From the garden going toward the creek was a muddy pig pen—where I remember one time my sister jumped in and was coated with black mud from head to foot. I don’t know why she did that. And she was the smart one! Next to the pig pen was the chicken coop with chickens, and then down the hill to the left was a large rickety sheep barn. At one time we had, I think, over 500 sheep.

Well, that’s enough for this post. Next time I will tell you about the chores, mainly my chores.

On the Farm: First Grade in A One-Room Schoolhouse

My school looked almost identical to this one, except there was only one door.

Life on the farm was far different than life in the city. I don’t remember too much about my life in Minneapolis, Minnesota. The main thing I remember is that I went to kindergarten there, and there were paved streets and sidewalks. I don’t recall moving to the farm near Montevideo, but I remember first grade. The little schoolhouse was white and there were two outhouses in the back on each side, one for the girls and one for the boys.

The inside of the schoolhouse was all open—one big room. And it had a large wood burning stove or furnace near the front. That’s funny, I don’t remember ever having to get wood for the furnace. I guess the teacher did that before all the kids arrived in the morning, and maybe she added wood during recess and lunch breaks. Who knows? But I know she never called on me to help. Maybe because I was only a kid—in the first grade.

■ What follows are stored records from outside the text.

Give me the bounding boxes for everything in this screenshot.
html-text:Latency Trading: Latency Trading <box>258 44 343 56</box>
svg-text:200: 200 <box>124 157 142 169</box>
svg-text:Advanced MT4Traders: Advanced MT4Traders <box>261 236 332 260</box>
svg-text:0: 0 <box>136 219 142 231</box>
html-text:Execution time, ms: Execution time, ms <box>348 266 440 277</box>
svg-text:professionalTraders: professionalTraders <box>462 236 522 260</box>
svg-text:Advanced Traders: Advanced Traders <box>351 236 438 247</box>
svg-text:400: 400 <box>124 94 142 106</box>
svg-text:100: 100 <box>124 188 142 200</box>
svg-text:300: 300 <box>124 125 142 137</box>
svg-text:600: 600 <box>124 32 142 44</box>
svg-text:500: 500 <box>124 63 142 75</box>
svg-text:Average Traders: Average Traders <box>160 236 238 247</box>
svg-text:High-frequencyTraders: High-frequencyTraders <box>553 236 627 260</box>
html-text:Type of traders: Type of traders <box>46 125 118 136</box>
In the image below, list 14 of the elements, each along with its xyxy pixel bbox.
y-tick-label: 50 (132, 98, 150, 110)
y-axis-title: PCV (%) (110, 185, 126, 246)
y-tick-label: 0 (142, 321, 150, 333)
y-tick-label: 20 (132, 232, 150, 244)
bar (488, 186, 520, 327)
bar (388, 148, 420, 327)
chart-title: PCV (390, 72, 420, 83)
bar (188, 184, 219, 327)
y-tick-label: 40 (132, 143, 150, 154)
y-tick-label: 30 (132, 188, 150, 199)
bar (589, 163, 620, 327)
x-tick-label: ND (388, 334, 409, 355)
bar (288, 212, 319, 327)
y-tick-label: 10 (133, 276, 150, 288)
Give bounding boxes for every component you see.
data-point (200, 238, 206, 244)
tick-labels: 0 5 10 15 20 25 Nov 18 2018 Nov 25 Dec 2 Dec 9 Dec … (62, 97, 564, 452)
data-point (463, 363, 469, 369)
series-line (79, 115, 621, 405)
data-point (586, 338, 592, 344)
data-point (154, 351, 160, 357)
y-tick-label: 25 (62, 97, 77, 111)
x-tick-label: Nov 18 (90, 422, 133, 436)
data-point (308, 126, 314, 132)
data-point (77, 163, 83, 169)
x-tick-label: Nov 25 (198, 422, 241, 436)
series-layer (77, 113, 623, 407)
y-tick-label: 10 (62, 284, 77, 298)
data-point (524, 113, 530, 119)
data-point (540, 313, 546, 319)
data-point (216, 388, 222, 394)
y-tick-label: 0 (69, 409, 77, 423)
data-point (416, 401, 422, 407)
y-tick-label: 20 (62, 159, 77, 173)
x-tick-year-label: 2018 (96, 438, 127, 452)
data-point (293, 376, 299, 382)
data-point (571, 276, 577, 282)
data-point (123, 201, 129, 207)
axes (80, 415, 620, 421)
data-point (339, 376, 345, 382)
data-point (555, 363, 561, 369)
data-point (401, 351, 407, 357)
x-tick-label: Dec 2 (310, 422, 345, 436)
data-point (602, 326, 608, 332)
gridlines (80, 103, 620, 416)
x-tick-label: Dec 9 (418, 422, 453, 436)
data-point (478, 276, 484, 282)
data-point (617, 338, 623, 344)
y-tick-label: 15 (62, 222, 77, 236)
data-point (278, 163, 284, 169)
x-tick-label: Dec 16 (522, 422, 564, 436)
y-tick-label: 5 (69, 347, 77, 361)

I vividly remember what the inside of the school looked like. There were about four or five rows of student desks. I’m not sure how many grades of kids there were, just that there were three in my grade: Rollie, Cheryl, and me. Cheryl sat in the middle of our row and Rollie and me were in the front and back. I know that because I remember how me and Rollie would always be poking Cheryl and pulling her hair. I would pull her hair from the back, and then when she turned around to hit me, Rollie would get her from the front. But it was all in fun!

You know, I don’t remember ever getting in trouble, at least not in the first grade. I really liked the teacher. I think everyone did. I wish I cold remember her name. I do have a very old picture of her. She looks to be about 25.

I learned a lot in the first grade: how to read, write and do arithmetic. And then after the first grade I have no memories of school until 7th or 8th grade. It’s all a blank. I’m not sure why. Maybe it was because as a family we moved a lot. From age 6 to age 13, I would say we moved about six times to different houses and schools. So, I had so many different teachers and class mates. I really can’t tell you what happened to me, but my guess is that all the mental confusion of moving, along with family troubles, caused me to just shut down.

I do have one school memory—a very unpleasant one. I can’t tell you what school or grade it was, but I was sitting, looking out the window, and the teacher came over and grabbed me by my ear and almost pulled it off.  She didn’t like that I was day dreaming instead of paying attention to her teaching. So, I have a feeling that that was what my school life was like all the time: sitting in class, but wishing I was somewhere else, anywhere but school.

Oh, one more thing I remember about first grade. Walking there. I don’t remember ever getting a ride to school. The three of us kids always had to walk. My sister Diane was two years older than me, and my brother Mark was one year younger. Anyway, it was a long way to walk for us kids, more than a mile I’m sure. It was a gravel road all the way, and rarely would we see cars on the road. So we usually just walked down the middle of the road. I don’t know why I did it, but I can remember picking up rocks from the road and throwing them toward, and even at, my sister. I guess at that age I didn’t have much of a sense that little rocks could actually hurt someone. I know I wasn’t especially close to my sister, but still, throwing rocks at her was a terrible thing to do, and I regret it.